I confess that when I saw the tablets presented by the first issue, I didn’t even consider the “sleeping type” high-rise buildings and was surprised to learn that the project belongs to one of the best St. Petersburg bureaus “Zemtsov, Kondiain and Partners”. Indeed, this time famous architects performed in an unusual role for themselves. This is a new residential complex on the northwestern outskirts of St. Petersburg, not far from the intersection of Parashutnaya Street and Shuvalovsky Prospect (exact address: St. Petersburg, Prigorodny, section 204). The customer of the project is Valery Zhorov.
The contours of Parachute Street are rather vague here, the buildings are large-scale and loose.

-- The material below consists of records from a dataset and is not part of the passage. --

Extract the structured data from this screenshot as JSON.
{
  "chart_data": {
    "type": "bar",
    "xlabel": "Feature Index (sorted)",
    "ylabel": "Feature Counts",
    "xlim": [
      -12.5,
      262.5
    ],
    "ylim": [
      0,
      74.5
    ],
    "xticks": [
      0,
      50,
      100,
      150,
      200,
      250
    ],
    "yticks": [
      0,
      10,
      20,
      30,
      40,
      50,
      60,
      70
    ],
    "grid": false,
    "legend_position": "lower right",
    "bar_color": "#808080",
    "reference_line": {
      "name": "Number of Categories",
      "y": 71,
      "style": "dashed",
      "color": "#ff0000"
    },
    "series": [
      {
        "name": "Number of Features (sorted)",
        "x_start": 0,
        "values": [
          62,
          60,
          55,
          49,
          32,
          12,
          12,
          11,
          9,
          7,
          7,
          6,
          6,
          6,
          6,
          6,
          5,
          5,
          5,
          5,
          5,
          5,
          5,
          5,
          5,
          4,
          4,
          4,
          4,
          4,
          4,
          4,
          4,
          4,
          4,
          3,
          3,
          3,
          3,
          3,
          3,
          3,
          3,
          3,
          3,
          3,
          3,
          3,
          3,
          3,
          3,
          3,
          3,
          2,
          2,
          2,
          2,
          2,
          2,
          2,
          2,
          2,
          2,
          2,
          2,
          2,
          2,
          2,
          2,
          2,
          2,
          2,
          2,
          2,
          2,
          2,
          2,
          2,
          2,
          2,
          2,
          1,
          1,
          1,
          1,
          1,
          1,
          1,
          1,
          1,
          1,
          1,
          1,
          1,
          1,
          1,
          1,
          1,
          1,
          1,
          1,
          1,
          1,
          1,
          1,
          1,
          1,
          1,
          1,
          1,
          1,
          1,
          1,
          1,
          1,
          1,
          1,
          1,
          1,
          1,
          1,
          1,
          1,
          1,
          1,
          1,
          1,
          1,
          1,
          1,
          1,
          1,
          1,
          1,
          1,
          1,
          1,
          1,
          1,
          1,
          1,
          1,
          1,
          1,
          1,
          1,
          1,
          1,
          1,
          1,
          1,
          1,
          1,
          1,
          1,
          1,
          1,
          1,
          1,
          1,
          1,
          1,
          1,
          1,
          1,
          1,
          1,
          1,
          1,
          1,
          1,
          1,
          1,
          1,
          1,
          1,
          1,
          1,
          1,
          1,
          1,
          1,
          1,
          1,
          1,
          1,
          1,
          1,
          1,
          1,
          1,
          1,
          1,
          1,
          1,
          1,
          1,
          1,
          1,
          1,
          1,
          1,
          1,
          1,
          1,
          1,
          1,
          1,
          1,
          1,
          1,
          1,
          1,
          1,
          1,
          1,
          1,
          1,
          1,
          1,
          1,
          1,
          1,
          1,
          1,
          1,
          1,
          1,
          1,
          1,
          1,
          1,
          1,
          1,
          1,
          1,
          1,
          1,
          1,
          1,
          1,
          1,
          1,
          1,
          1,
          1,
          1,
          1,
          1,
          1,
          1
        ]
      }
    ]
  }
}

Most of the houses recede from the roadway, while three new tall buildings are pushed towards the freeway itself. United by a two-storey stylobate with built-in kindergartens, they are solved extremely rationally ("to dryness," as the reviewer Nikita Yavein put it), although the strict taste of the authors distinguishes these houses favorably from their neighbors. The main expressive accent is the turning of the buildings at an angle in relation to Parashutnaya Street, which, indeed, somewhat sharpens the amorphous nature of the buildings, although, it must be admitted, it does not streamline it.
However, the city council considered not so much architecture, which is still conditional, as the technical issue of deviation from the permissible altitude, which, according to the recently adopted PZZ, should not exceed forty meters outside the historic center, while the new 24-storey complex is approaching eighty. However, in the surrounding monotonous-high-altitude environment of 18-24 floors, there is no point in maintaining forty meters, and even along the highway, so the project was easily agreed upon.
The plot once again upset the lack of a meaningful master plan for the entire territory, as well as the scale of the development. Indeed, if among low-rise buildings even ordinary verticals can be expressive, then in this case the efforts of one of the best Russian bureaus ended up with not particularly high efficiency in terms of the overall visual impact on the environment.
In contrast to the first, the second issue was discussed for a long time and rather violently. However, the dispute was not at all raising several buildings to forty-eight meters, but the architectural and planning solution due to the responsible location of the future residential complex in the beautiful bend of the Okhta River. The exact address of the new object is Magnitogorskaya Street, 11, letters A, O, R, Zh, P, Ts, Ya (so far there are remnants of the industrial zone). The customer was the Swedish developer Bonava St. Petersburg LLC.
The residential complex presented by the design bureau of ID LLC will have to occupy about most of the cape washed by Okhta. The western coast of this territory was not included in the design area, but the members of the city council rightly judged that the authors should take into account the future whole.
It cannot be said that the designers are completely isolated on their site: they still made an attempt to link the solution with the context. Thus, they oriented the houses facing the river to the dacha located opposite Utkin - an 18th century estate by Nikolai Lvov. The monument of federal significance is in a deplorable state today, but there are plans to restore it and turn it into a cultural center of the new development. Utkina's dacha became the point at which the axes of houses fanly located along the coast, forming a separate group, converge.
In general, the complex has combined in itself three compositional techniques at once: the above-mentioned quarterly picturesque, with terraced lowering of houses to the river; point, inside the building; and perimeter, along the streets of Magnitogorskaya and Shahumyan avenue.
The main complaints from the speakers of the City Council members were caused by the long buildings along Magnitogorskaya and Shaumyan - the "Chinese wall", along which a person would have to walk for more than five minutes without changing the picture (Nikita Yavein, Mikhail Kondiain, Anatoly Stolyarchuk and others). Also, the overwhelming majority of speakers criticized the setting of the southernmost building from the mentioned "fan", since it is he who, in any scenario of the subsequent development of the cape, will interfere with the addition of the overall picture.
Mikhail Mamoshin suggested that the designers expand their imaginative horizons and think about the architecture of Zanevskaya Square, the work of Armen Barutchev, the development of Malokhtinsky Prospect, in order to take root more firmly in the “memory of the place”.
Based on the results of a secret ballot, the project was approved taking into account the comments.